Иван развернулся к Тимофею.
– Не бойся, пару глотков, это на травах. Одежду просушим, ты мокрый весь насквозь. И надо растереть тебя, пока окончательно холод не пробрался внутрь. – И обернувшись добавил: – Петрович, с пацаном надо обходительнее, а не как ты.
Тимофей сдался. Он снова понюхал жидкость, которая вызывала в нем омерзение. Запах знакомый и в то же время что-то еще было в нем – мягкое и успокоительное. Мальчик осторожно глотнул, чувствуя, как внутри пробежал огонь. Он поморщился, но, послушно сделал и второй глоток. В желудке зажгло, и тепло поплыло по всему телу.
– Вот и молодец, – Иван забрал недопитый стакан из рук мальчика.
Через секунду Тимофей почувствовал, как подкашиваются ноги. Иван, заботливо стягивающий с него куртку и штаны, еле успел подхватить почти невесомое тельце. Закутал его в невесть откуда взявшееся теплое одеяло, заботливо растерев перед этим остатками спиртного, усадил к себе на колени, и прижал к груди как родного сына.
–Эх, и откуда ты свалился на нашу голову, Тимоха? – вполголоса произнес мужчина, подозрительно шмыгнув носом.
И тут Тимофея прорвало. То ли от случайной ласки, то ли от выпитого, но мальчик сначала осторожно всхлипнул, а потом разразился слезами, и сквозь водопад вдруг выложил незнакомым дядькам всю свою недлинную жизнь, и почему оказался зимней ночью в лесу. А выговорившись и наплакавшись, так и заснул на руках Ивана таким крепким сном, каким не спал дома в вечном ожидании непоправимой беды.
Утро разбудило Тимофея звонким синичьим щебетом. Он обнаружил, что лежит укутанный в походной брезентовой палатке. Откуда она взялась, мальчик не понял. Ночью он ничего такого на поляне не заметил. Впрочем, было уже темно.

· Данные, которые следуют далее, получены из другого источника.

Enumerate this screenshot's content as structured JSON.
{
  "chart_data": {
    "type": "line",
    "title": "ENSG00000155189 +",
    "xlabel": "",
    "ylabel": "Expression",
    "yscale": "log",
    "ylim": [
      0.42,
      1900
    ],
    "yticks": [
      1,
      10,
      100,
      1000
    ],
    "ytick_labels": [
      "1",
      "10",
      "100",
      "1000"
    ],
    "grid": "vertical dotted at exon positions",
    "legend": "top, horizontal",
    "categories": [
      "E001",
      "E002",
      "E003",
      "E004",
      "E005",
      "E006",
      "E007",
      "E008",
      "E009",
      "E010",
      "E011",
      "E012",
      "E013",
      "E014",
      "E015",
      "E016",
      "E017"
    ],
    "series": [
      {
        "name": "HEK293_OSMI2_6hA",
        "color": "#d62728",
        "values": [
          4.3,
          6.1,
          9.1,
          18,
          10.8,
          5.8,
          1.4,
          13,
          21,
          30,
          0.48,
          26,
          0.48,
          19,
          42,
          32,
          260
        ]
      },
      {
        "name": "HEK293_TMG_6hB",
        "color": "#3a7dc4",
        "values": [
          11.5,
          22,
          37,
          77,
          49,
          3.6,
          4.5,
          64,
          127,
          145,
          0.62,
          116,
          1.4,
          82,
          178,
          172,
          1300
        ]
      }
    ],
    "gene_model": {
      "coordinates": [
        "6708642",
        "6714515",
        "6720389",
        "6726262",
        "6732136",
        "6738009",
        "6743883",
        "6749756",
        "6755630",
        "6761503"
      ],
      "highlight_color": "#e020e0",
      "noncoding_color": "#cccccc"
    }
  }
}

– Ух, растрезвонилась, – Тимофей узнал голос четвертого мужчины, которого все величали просто Дед. – Знаю, что скоро весна. Не за горами она. Эхе-хе.
– Дед, мне придется задержаться тут, – раздался рядом голос Ивана.
– Из-за мальчонки? – просопел старик. – Да как такое возможно? Ты же знаешь, что у нас всего сутки.
– Возможно, я справлялся, – ответил мужчина.
– А чем питаться будете? – не унимался Дед.
– Профессор краеведением занимался в свое время, знает места схронов военных лет, да и Потапыч бывалый рыбак.
– УУ, вижу, что вы уже все сговорились, – обиженно пробубнил Дед. – А я, значит, не в счет.
– Ты и так намаялся за столько лет.
– Нет уж, я тоже хочу еще потоптать эту землю. Не отделаетесь от меня.
– Как знаешь, – согласился собеседник.
– И сколько?
– До первой грозы.
– Уууу, роскошь, – Тимофей почувствовал, что старик улыбается.
– Только… – несколько осекся Иван.
– Что? – нетерпеливо спросил Дед.
– Это в последний раз, если…
– Да понял я, понял. А чего теряем? Костер в лесу? Ну его к лешему. Не жили кровно и начинать холодно, – ответил старик, делая ударение в рифму на втором слоге слова. – Только глупо все это из-за одного мальчонки.
– Не просто так он тут, чует мое сердце. И не можем мы его сейчас не проводить, не отпустить… Ладно, пойду на разведку, на сколько болото отпустит, – сказал Иван, и на поляне все стихло.
Тимофей подождал еще, вслушиваясь, не скажут ли мужчины еще чего, но слышны были только пыхтение Деда и птичьи песни. Он встал, обнаружив рядом просохшую одежду, и оделся. Выйдя наружу, сощурился от яркого солнца.